At Pyongyang's Army Liberation Museum, two rooms are dedicated to explaining why the rest of the world has got it wrong. An official guide, dressed in full military uniform, points out intercepted letters from American generals to the South Korean president talking about the possibility of war. One passage is underlined. It reads: "On the question of attacking northward, I can see the reason for it, I think, and sympathise with the feeling that offence is the best and sometimes the only defence."

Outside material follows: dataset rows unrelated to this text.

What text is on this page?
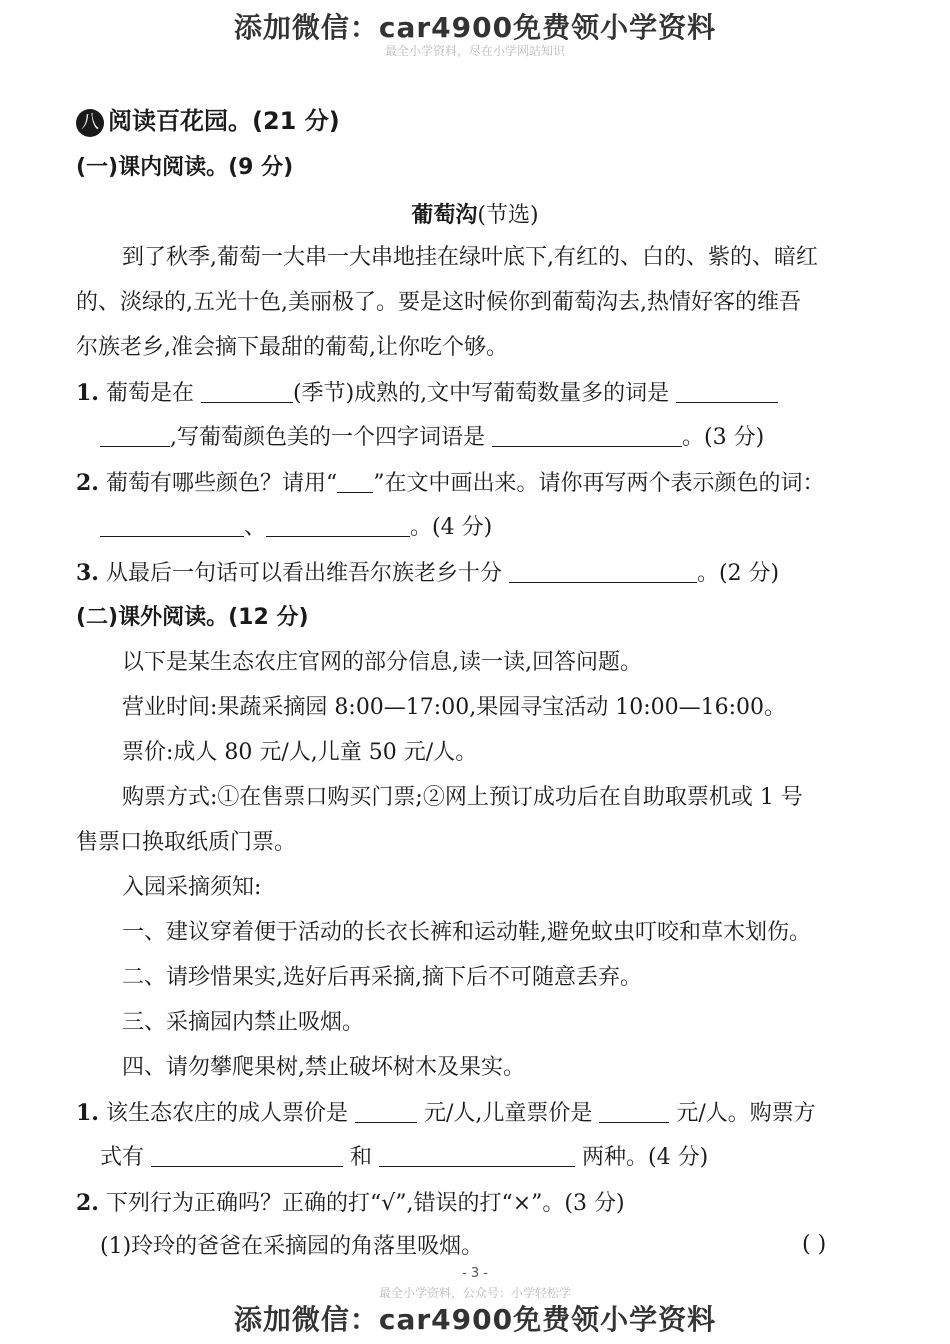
添加微信：car4900免费领小学资料
最全小学资料，尽在小学网站知识
八 阅读百花园。(21 分)
(一)课内阅读。(9 分)
葡萄沟(节选)
到了秋季,葡萄一大串一大串地挂在绿叶底下,有红的、白的、紫的、暗红
的、淡绿的,五光十色,美丽极了。要是这时候你到葡萄沟去,热情好客的维吾
尔族老乡,准会摘下最甜的葡萄,让你吃个够。
1. 葡萄是在	(季节)成熟的,文中写葡萄数量多的词是
,写葡萄颜色美的一个四字词语是	。(3 分)
2. 葡萄有哪些颜色？请用“ ”在文中画出来。请你再写两个表示颜色的词：
、	。(4 分)
3. 从最后一句话可以看出维吾尔族老乡十分	。(2 分)
(二)课外阅读。(12 分)
以下是某生态农庄官网的部分信息,读一读,回答问题。
营业时间:果蔬采摘园 8:00—17:00,果园寻宝活动 10:00—16:00。
票价:成人 80 元/人,儿童 50 元/人。
购票方式:①在售票口购买门票;②网上预订成功后在自助取票机或 1 号
售票口换取纸质门票。
入园采摘须知:
一、建议穿着便于活动的长衣长裤和运动鞋,避免蚊虫叮咬和草木划伤。
二、请珍惜果实,选好后再采摘,摘下后不可随意丢弃。
三、采摘园内禁止吸烟。
四、请勿攀爬果树,禁止破坏树木及果实。
1. 该生态农庄的成人票价是	元/人,儿童票价是	元/人。购票方
式有	和	两种。(4 分)
2. 下列行为正确吗？正确的打“√”,错误的打“×”。(3 分)
(1)玲玲的爸爸在采摘园的角落里吸烟。	( )
- 3 -
最全小学资料，公众号：小学轻松学
添加微信：car4900免费领小学资料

This, claims the guide, proves that it was the Americans who started the war. The following line of the letter is not underlined. It reads: "However, it is very evident to us here that any such attack now, or even to talk of such an attack, is to lose American official and public support and will weaken our position among other nations." The guide doesn't read this out and brushes aside all attempts to gain an explanation.

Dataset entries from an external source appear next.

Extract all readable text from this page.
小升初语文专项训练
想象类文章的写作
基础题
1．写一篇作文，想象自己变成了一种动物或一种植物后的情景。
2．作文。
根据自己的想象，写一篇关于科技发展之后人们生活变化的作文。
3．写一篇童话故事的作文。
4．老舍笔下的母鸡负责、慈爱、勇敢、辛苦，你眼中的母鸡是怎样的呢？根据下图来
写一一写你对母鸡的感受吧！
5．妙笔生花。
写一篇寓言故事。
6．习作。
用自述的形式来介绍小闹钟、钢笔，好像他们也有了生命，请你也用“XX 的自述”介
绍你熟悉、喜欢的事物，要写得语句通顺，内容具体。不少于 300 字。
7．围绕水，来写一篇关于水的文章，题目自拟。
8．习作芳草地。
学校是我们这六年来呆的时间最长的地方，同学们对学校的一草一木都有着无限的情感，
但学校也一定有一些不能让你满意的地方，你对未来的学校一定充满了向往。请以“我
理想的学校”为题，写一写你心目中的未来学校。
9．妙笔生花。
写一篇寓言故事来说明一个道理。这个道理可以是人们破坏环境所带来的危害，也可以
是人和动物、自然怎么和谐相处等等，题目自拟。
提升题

Kim Il-Sung's "deadness" poses many problems for those who wish to see an end to his son's barbaric regime. Just how can a man who's been dead for 10 years be overthrown?
The regime is currently under more pressure than it has ever experienced. Where Kim Il-Sung was able to play the competing loyalties of China and the Soviet Union off each other, his son is left with the opposite problem. The fall of the Soviet Union meant the loss of North Korea's biggest donor, while China is now insisting on being paid in hard currency.

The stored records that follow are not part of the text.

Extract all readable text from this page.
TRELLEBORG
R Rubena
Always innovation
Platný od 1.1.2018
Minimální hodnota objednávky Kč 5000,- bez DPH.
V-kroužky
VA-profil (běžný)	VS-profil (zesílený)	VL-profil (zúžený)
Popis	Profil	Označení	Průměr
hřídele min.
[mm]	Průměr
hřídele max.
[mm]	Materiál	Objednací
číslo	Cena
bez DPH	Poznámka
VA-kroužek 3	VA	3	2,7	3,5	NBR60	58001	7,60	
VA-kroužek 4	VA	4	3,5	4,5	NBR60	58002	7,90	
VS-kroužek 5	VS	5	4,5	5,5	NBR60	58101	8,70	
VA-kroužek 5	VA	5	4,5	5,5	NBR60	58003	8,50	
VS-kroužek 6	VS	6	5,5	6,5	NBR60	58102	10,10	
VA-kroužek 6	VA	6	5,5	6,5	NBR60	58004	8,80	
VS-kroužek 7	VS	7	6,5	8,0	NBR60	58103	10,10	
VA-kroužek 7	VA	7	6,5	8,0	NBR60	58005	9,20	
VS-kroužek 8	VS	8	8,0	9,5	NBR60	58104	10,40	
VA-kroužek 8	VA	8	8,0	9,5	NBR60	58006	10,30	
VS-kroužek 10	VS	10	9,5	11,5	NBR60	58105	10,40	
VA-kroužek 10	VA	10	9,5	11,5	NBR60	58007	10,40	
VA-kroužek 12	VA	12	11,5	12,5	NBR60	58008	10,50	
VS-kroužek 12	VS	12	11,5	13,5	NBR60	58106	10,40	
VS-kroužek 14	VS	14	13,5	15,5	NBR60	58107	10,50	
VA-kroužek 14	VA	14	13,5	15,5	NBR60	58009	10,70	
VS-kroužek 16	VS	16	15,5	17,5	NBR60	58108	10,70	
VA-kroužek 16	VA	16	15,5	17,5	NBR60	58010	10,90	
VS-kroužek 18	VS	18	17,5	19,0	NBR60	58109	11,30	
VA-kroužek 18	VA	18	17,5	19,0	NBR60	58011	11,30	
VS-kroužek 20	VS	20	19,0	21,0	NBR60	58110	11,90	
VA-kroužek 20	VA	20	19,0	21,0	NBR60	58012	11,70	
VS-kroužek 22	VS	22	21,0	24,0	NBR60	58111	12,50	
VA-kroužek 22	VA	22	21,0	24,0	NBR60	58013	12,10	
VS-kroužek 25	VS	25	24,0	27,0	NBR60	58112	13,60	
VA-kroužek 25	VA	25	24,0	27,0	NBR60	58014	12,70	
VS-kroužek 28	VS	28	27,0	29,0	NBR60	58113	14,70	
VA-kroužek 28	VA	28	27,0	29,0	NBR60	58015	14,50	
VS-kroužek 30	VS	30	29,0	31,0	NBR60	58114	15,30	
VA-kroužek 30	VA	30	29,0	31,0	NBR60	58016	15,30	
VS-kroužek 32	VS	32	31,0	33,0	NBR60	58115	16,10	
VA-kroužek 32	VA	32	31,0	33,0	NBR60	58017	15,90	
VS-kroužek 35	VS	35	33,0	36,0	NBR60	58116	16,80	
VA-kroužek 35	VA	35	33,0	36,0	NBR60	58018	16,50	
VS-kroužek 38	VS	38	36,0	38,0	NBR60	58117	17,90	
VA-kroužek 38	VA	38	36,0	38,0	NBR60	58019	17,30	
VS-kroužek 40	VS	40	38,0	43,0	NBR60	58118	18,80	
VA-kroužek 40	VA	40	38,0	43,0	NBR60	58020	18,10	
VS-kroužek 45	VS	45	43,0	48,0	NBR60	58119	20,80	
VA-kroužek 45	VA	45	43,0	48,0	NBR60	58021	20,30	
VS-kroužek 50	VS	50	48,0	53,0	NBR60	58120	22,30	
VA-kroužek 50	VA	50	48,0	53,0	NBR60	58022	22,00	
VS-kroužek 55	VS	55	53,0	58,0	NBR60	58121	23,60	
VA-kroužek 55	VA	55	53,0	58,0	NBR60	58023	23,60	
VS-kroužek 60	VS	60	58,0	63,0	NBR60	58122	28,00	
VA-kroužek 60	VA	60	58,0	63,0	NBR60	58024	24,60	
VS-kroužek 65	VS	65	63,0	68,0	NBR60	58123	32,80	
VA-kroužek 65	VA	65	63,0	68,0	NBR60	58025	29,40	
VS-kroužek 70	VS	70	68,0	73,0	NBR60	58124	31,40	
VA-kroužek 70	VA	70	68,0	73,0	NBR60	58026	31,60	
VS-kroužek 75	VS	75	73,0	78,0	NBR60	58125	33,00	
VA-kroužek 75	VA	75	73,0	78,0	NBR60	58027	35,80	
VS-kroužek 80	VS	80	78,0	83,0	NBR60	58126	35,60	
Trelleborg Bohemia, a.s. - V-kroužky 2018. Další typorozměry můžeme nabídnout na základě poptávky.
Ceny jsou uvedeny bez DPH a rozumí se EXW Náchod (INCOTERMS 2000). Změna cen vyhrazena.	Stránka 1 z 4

The six-party talks on the issue of the North's nuclear weapons have added to Kim's problems. Russia, China, the EU, the US and South Korea are all sitting around the table with North Korea. Whereas once Pyongyang could expect the support of Russia and China, they are finding that both countries appear to prefer it if the North gave up their weapons.
China offers the most likely economic model for North Korea to follow. All East Asian countries that have developed during the past 30 years have done it under limited, or no, democracy - South Korea included. Kim's regime will have noted the spectacular failure of Gorbachev's perestroika and ruled it out as a possible path. The aim for Kim Jong-Il is not to preserve his oddball form of communism. It is to remain in power - and the liberal economic and limited social reforms that have been introduced in China appear to offer the best way for him to do this.
There is one other factor that will undoubtedly have a major impact on the country's future: reunification. Kim Il-Sung constantly highlighted reunification of the Korean peninsula under his leadership as the ultimate goal. But since the return of democracy in South Korea in 1987, there has been a growing realisation in the north that this is unlikely to happen. Reunification remains a goal of the South, too - but not while the North's economy remains in such a parlous state. They have witnessed the damaging effects of former East Germany on West Germany's economy after reunification there. The South's wish for Kim Jong-Il's regime to fall is tempered by the knowledge that 23 million North Koreans will suddenly see that life is better over the border. Senior British diplomatic sources favour a UN-run government, backed by serious levels of international investment, taking over the North until its economy is at a level where it isn't going to damage the South's when the countries reunify.
Very gradually, North Korea appears to be opening up. The country's first advert appeared earlier this year and over the past 12 months brand new Mercedes and mobile phones have become a regular occurrence on the streets of Pyongyang. Modernisers within the regime are keen to encourage tourism and the handful of Western journalists allowed in each year are being given a touch more freedom than previously. Not too much though - during my stay, two government "guides" accompanied me at every step.
As the country changes, though, the cult of Kim Il-Sung will be almost impossible to shift. He is so much a part of the country and the people that to reject him is, for most North Koreans, to reject themselves.